Florida’s Infant Mortality Rate Among Minorities Increases
By Giulia Marsico
Florida’s Department of Health has recently released new figures to show that infant mortality among minorities has increased in the state of Florida and in Leon County.
According to the new information, the death rates among minorities increased from 4.4 to 4.9 infant deaths per 1,000 live births for Hispanics and 10.6 to 11 infant deaths per 1,000 live births for Blacks.
“Our primary goal is to improve racial and ethnic disparities in infant mortality. As the overall infant mortality rate continues to decrease, our work will focus on empowering communities that have the highest infant mortality rate,” said Mara Burger, press secretary for the Florida Department of Health.
Burger added that these rates can vary from year to year. The aforementioned rates show the rate increases from 2013 to 2014. In all of Florida there were 1,327 infant deaths, which shows a rate of 6.0 per 1,000 live births. Of those deaths, 538 were Black – an increase of 21 additional deaths statewide among Black babies.
Likewise, in 2013, there were 261 deaths of Hispanic infants. In 2014, the number increased to 304.
Edward Holifield, M.D., CEO of the Tallahassee Initiative for Social Justice, spoke passionately about income inequality and how he believes it is one of the many leading factors behind the higher rate of infant mortalities in minority communities.
“The severe income inequality prevents families from having necessary resources, like health insurance. Black children in Florida have the highest incidents of children without health insurance. The city and the county need to make this a priority,” said Holifield.

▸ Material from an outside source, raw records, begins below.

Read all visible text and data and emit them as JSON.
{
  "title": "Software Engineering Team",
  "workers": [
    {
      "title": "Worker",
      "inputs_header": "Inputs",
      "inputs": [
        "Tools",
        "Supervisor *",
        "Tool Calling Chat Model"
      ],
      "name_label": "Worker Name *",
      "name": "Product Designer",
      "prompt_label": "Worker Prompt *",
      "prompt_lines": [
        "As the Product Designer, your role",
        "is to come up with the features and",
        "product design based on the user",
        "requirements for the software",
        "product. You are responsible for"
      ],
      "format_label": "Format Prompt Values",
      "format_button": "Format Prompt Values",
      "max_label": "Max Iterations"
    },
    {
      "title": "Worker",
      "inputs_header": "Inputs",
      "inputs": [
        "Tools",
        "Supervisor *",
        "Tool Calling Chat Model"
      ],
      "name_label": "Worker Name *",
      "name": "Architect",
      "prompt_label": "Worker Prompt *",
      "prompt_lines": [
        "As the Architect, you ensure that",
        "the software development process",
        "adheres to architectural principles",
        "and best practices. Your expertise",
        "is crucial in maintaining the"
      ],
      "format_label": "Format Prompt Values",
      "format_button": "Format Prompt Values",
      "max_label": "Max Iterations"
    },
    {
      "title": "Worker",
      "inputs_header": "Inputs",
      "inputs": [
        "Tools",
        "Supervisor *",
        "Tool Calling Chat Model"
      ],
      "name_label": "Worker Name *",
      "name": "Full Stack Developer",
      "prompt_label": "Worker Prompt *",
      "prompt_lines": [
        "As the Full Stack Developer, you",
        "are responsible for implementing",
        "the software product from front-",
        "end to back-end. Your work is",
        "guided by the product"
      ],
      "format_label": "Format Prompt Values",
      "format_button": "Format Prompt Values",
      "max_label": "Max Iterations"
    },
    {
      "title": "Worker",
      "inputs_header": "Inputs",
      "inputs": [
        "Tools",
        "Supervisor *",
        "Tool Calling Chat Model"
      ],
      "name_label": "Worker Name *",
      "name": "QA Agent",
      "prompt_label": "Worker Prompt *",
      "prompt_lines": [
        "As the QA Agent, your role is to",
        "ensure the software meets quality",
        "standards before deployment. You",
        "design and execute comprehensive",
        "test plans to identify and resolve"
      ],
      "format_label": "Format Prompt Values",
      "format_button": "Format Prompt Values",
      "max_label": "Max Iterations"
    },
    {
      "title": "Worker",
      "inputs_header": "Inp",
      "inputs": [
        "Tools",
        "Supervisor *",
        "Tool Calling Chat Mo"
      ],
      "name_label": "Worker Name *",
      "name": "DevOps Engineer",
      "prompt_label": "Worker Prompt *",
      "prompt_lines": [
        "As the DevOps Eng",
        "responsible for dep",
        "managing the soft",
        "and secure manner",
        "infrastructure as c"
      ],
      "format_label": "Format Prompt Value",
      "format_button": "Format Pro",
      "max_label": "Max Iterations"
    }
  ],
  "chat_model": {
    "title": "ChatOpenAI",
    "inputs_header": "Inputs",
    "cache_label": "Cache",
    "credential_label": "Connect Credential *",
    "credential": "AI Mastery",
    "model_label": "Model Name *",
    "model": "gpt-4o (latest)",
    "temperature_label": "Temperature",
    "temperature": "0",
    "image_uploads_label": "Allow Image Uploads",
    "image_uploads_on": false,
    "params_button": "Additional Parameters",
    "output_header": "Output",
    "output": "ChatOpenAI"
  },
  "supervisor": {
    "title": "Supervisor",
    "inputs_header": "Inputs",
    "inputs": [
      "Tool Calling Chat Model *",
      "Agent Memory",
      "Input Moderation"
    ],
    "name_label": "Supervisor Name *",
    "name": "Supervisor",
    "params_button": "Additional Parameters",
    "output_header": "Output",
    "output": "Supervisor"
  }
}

As a result of the increase, the Florida Department of Health is launching a statewide initiative to help decrease disparities in infant mortalities.
The initiative, Florida’s Healthy Babies, is partnering up with local leaders, private businesses, universities and colleges, non-profit organizations and other public agencies to help bring improvements in health care that contribute to infant mortalities. The state office is also extending their reach to federal partners, Health Resources and Services Administration, and other national organizations.
“Looking at trend data over the past few years helps us understand whether these changes are significant; a significant downward trend is what we want to see,” said Burger.
Research has shown that social circumstances, physical environments and healthy behaviors have a large influence on birth outcomes.
Burger is aiming toward community discussions in Florida counties to help identify and implement programs and policies that will affect these social factors.